All night work session. The Internet is much better here when it’s dark, so I drag myself out of bed at 2am and put a solid five hours in. Gotta do what you gotta do. Later I grab a quick nap and tell people about the ginger scouser. “He won the island in a contest. Oh, and he’s the only person ever to visit every country in the world without flying.”


Power and Internet in short supply on Jinja Island, but we have a fine Christmas nonetheless, sitting around most of the day, feasting and chatting. I’m glad I’m here, with friends. This is my fourth consecutive away from home. Budapest, Chiang Mai, Qingdao, now Bocas. Next year: Slieverue, County Kilkenny.

Christmas on Jinja Island. More about Graham here.

Christmas on Jinja Island. More about Graham here.


Sometimes a memory hits you and your behavior suddenly makes sense. I’ve long noticed that I have an aversion to letting attractive women know I’m attracted to them. More like a fear actually. I have to make a conscious push to overcome it. Why is that there? Flashback to age seventeen: red face when my buddy announces to the group that I fancy one of the girls.


I wonder if we go through phases of introversion and extroversion. Lately I’ve been feeling more of the former, craving my quiet time, happy to pass up opportunities to be social. (I say lately, but it’s been most of this year.) And routine, I’ve been craving that, too. Interesting how these were the very things I was eager to move away from four years ago.

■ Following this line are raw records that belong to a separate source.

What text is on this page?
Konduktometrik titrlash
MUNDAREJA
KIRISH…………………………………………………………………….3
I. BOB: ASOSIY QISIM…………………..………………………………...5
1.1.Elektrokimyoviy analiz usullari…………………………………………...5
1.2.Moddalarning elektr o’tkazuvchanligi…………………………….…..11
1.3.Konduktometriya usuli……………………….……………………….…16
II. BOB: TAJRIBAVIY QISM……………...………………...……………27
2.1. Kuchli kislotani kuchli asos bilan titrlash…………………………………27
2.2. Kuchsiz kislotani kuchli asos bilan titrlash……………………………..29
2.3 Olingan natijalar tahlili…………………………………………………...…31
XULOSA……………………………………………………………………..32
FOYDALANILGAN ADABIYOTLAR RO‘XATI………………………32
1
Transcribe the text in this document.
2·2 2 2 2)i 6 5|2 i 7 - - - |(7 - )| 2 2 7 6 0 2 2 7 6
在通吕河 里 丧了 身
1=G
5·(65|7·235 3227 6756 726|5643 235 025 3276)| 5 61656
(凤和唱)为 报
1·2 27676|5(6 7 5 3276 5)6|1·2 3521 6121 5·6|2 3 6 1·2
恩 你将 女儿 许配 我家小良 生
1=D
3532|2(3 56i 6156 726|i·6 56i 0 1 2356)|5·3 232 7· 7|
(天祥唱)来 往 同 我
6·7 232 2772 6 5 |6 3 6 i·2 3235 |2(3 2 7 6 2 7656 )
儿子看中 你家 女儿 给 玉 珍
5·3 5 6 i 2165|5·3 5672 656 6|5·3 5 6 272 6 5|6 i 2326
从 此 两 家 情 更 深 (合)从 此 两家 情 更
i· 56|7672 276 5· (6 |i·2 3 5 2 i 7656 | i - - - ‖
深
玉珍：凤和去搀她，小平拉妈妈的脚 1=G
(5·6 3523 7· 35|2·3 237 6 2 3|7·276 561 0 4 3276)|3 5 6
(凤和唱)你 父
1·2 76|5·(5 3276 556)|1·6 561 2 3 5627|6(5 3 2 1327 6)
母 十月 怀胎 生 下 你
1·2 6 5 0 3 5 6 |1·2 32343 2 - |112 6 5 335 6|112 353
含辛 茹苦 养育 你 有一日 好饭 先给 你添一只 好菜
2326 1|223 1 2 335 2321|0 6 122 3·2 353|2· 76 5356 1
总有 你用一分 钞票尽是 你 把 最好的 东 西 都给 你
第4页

It’s almost 5am in Bocas, trying to figure out my next move. The Internet has been shit all night, barely got any work done, and this room is costing me $75 a pop (peak season). I’d like to make a break for Costa Rica at sun up, but it’s too late to book the shuttle. Might just turn up there at 8am and see what happens.


Sitting chatting with a 72-year old Colombian dude at the hostel in San Jose. He plays guitar, likes to dance, and thanks God for everything. My Spanish really should be better by now. I’ve been slacking on the practice, unable to drum up the mental energy to get out and speak regularly. That’s the only way to take the next step with this.


“…the issue I’ve been dealing with lately is that I’m succeeding at a lifestyle I no longer enjoy very much (i.e. the digital nomad lifestyle). Pretty much what I went through five years ago when I found myself succeeding at the 9-to-5, basketball superfan lifestyle (my teenage dream) but not really enjoying that anymore either.”


On tonight of all nights, San Jose is like a ghost town, as if they don’t celebrate the new year. I sit and chat at a bar with a young German lady, resisting the temptation to tell her what to think when she confides in me her doubts about religion. I’m back to the hostel and happily asleep before midnight, the first time I can remember missing the changeover.

Crossing into Costa Rica from Panama entails traversing this rickety old railway bridge.

Crossing into Costa Rica from Panama entails traversing this rickety old railway bridge.